Misalnya, kata dia, liburan bukan berarti membebaskan diri sepenuhnya dari beban pekerjaan. Namun hanya jeda sesaat untuk meningkatkan produktivitas dan memperbaiki motivasi yang mengendor.
Untuk itu, dia menegaskan, berlibur tidak harus jauh dan berbiaya mahal. Sebab apabila tidak sesuai ekspektasi yang terjadi justru post holiday syndrome. Untuk itu liburan harus dengan destinasi dan biaya yang terjangkau,” ujarnya.
Fikih Rekreasi
Dr. Syamsul Yakin juga mengingatkan, sejatinya, rekreasi tidak mesti abai akan fikih rekreasi atau hiburan. Tetap mengkondisikan diri bahwa selama liburan masih wajib melaksanakan ibadah shalat, misalnya, dengan cara digabung dan diringkas (jamak dan qashar). “Hal itu dapat menangkis munculnya post holiday syndrome setelah pulang ke rumah dan harus menjalankan rutinitas secara normal,” tuturnya.

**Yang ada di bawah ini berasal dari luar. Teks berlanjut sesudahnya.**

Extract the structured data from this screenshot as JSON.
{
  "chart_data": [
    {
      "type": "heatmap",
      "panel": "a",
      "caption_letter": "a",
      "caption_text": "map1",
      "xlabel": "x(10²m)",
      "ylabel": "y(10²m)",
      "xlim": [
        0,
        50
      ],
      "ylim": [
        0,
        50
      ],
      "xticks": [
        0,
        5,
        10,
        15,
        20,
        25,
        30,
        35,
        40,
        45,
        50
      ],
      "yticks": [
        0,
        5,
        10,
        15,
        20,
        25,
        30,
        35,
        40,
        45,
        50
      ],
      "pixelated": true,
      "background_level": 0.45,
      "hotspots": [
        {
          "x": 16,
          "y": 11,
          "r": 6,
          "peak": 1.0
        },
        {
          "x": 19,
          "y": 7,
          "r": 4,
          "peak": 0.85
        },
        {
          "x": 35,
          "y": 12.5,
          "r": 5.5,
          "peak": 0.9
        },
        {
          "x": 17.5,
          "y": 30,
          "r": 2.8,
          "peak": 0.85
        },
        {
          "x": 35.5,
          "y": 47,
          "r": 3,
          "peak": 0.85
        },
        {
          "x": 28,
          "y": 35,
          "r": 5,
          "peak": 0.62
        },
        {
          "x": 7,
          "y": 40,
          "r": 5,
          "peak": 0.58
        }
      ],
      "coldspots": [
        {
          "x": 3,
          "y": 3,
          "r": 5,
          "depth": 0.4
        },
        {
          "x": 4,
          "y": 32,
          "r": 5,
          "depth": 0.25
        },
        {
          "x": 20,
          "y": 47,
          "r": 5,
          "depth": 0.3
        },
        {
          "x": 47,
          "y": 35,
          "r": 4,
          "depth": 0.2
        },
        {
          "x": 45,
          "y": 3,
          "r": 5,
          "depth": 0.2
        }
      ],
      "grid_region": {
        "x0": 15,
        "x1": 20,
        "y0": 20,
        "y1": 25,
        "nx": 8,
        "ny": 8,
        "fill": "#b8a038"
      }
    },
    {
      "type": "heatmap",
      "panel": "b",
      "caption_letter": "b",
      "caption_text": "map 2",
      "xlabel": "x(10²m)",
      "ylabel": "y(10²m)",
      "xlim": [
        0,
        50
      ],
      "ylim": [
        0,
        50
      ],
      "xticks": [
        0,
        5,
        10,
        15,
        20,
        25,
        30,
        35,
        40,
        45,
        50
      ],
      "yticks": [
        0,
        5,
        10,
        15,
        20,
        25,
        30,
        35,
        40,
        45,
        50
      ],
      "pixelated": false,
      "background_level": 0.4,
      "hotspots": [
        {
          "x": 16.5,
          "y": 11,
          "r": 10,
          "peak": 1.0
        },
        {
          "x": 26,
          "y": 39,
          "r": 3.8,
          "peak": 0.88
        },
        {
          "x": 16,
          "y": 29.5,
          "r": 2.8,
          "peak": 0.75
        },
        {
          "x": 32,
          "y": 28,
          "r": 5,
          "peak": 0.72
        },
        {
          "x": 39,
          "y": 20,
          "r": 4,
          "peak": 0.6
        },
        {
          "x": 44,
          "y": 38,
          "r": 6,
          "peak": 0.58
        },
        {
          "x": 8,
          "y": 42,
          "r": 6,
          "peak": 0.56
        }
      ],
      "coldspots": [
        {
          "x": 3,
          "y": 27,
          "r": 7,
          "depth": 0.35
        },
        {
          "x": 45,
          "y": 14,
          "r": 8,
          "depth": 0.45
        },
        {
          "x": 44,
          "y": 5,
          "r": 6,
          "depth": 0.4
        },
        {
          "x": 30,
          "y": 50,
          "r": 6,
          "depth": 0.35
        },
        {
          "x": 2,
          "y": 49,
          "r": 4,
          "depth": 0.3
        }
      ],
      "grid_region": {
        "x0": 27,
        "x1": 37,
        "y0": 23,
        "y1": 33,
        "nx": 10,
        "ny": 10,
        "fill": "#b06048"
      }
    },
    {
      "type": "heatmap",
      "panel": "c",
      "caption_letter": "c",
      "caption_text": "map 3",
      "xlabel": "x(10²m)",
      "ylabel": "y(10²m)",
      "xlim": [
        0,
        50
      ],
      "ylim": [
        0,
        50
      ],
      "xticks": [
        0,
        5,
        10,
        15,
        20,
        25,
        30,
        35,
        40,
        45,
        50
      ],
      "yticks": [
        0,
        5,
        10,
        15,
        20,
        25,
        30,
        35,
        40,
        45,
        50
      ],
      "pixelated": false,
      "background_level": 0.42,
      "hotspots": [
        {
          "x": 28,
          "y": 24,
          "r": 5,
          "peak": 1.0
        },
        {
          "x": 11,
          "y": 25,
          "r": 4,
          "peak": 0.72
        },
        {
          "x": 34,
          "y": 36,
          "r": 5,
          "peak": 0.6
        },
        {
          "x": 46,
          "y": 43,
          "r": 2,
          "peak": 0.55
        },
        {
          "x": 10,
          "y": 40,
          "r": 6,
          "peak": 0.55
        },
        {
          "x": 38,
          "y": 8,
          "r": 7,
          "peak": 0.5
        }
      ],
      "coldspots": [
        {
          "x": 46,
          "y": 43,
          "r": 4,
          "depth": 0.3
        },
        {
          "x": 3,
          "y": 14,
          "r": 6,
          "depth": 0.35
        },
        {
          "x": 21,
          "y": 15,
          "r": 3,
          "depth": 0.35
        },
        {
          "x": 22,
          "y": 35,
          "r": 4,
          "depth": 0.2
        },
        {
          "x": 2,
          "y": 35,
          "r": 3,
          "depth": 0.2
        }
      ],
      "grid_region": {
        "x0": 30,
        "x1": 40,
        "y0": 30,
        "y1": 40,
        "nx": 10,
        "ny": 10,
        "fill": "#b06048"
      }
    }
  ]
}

Untuk mencegah paparan post holiday syndrome, harus juga dirancang destinasi liburan yang memiliki nilai sejarah, pengetahuan, dan kecintaan terhadap alam dan kebesaran Tuhan. “Destinasi seperti inilah yang akan menjembatani antara suasana wisata dengan suasana kerja setelah liburan berakhir,” kata Dr. Syamsul Yakin.
Dengan semua yang telah diutarakan di atas diharapkan sindrom atau depresi setelah liburan tidak terjadi. Minimal dapat diperkecil. Perasaan galau, gelisah, dan kurang semangat dapat dikelola. Ujungnya, dengan senang hati mode bekerja muncul kembali.
“Dengan cara tersebut juga, physically sudah di tempat kerja dan mentally masih di tempat wisata dapat dikurangi secara gradual dan ideal,” ujar Dr. Syamsul Yakin.